Aus den aktuellen Daten lassen sich sinnvollere Maßnahmen ableiten:
- verständliche Informationen über THC-Gehalte und Dosierungen,
- besondere Warnhinweise für psychisch vorbelastete Menschen,
- bessere Früherkennung psychotischer Symptome,
- wirksamer Jugend- und Verbraucherschutz,
- klare Regeln für telemedizinische Verschreibungen,
- bessere Verfügbarkeit weniger potenter Produkte,
- Ausbau von Suchtberatung und psychiatrischer Versorgung,
- langfristige und unabhängige Begleitforschung.
Gesundheitliche Probleme gehören in das Gesundheitssystem – nicht in das Strafrecht.
Fazit: Risiken ernst nehmen, Panikmache zurückweisen
Cannabis kann abhängig machen und bei gefährdeten Menschen schwere psychische Probleme auslösen. Der beobachtete Anstieg bestimmter Krankenhausdiagnosen darf deshalb weder geleugnet noch kleingeredet werden.
Die neue Studie zeigt jedoch keine explodierende Psychosenepidemie. Sie dokumentiert einen moderaten Anstieg bei Erwachsenen, einen vorübergehenden Effekt auf die untersuchte Aufnahmerate bei Jugendlichen und mehrere offene Fragen zur Ursache.
Die FAZ darf darüber selbstverständlich kritisch berichten. Journalistisch problematisch wird es, wenn aus einem moderaten Anstieg cannabisbezogener Diagnosen die pauschale Botschaft „Krank durch Cannabis“ wird – ohne Ausgangswerte, stabile Konsumdaten und methodische Einschränkungen mit vergleichbarer Deutlichkeit zu vermitteln.
Noch auffälliger ist eine Drogendebatte, die begrenzte Veränderungen bei Cannabis zum Beweis eines politischen Scheiterns erklärt, während rund 230.000 alkoholbedingte Krankenhausbehandlungen und etwa 44.000 Todesfälle jährlich keine vergleichbare Forderung nach Kriminalisierung auslösen.
Quellen
- Manthey, Jakob et al.: Zunahme cannabisspezifischer Krankenhausaufnahmen – Eine deutschlandweite Zeitreihenanalyse der Teillegalisierung. Deutsches Ärzteblatt International, 2026. DOI: 10.3238/arztebl.m2026.0123.
- Deutsches Ärzteblatt: Zahl der Krankenhauseinweisungen seit Cannabislegalisierung moderat gestiegen, 22. Juli 2026.
- Science Media Center Germany: Entwicklung cannabisbezogener Krankenhausaufenthalte seit der Teillegalisierung, 22. Juli 2026.
- Deutsches Institut für Wirtschaftsforschung: Cannabiskonsum nach Teillegalisierung stabil, Kokain nimmt seit Jahren zu.

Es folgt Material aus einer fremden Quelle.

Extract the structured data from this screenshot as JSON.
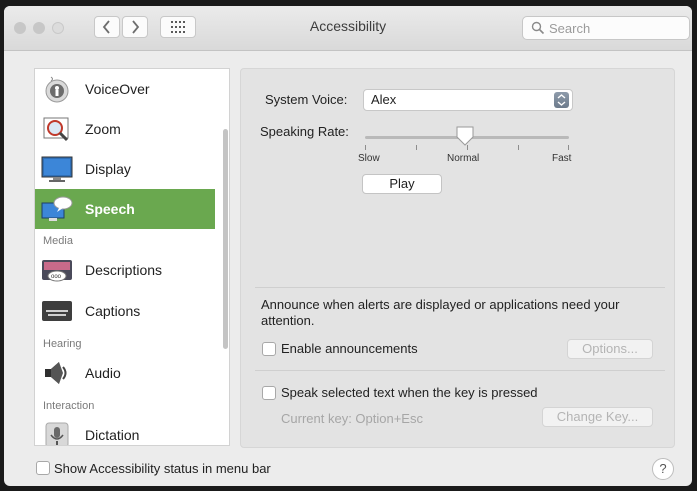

DIW-Wochenbericht 13/2026.
- European Union Drugs Agency: Europäischer Drogenbericht 2025 – Cannabis und gesundheitliche Risiken.

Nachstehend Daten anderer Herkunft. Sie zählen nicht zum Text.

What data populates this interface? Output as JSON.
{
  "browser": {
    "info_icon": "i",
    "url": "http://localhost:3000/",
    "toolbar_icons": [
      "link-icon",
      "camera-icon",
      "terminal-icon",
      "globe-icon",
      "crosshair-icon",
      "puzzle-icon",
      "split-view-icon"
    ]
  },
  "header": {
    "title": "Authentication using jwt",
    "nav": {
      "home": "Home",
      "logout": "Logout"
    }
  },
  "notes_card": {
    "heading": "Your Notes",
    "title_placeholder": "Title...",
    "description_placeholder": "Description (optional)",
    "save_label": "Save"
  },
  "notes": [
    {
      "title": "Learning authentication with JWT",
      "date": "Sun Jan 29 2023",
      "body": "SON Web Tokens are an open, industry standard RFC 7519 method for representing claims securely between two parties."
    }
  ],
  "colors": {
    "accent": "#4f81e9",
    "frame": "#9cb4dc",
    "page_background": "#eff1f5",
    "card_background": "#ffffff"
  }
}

- Statistisches Bundesamt: Krankenhausbehandlungen wegen Alkoholkonsums in zehn Jahren um 28,9 Prozent zurückgegangen, 11. Februar 2026.
- Deutsche Hauptstelle für Suchtfragen: DHS Jahrbuch Sucht 2026.
- CDU Deutschlands: Antrag O04 – Rücknahme der Cannabis-Legalisierung, 38. Bundesparteitag, Februar 2026.
- Frankfurter Allgemeine Zeitung: Social-Media-Beitrag „Studie nach Teil-Legalisierung: Krank durch Cannabis“, 29. Juli 2026.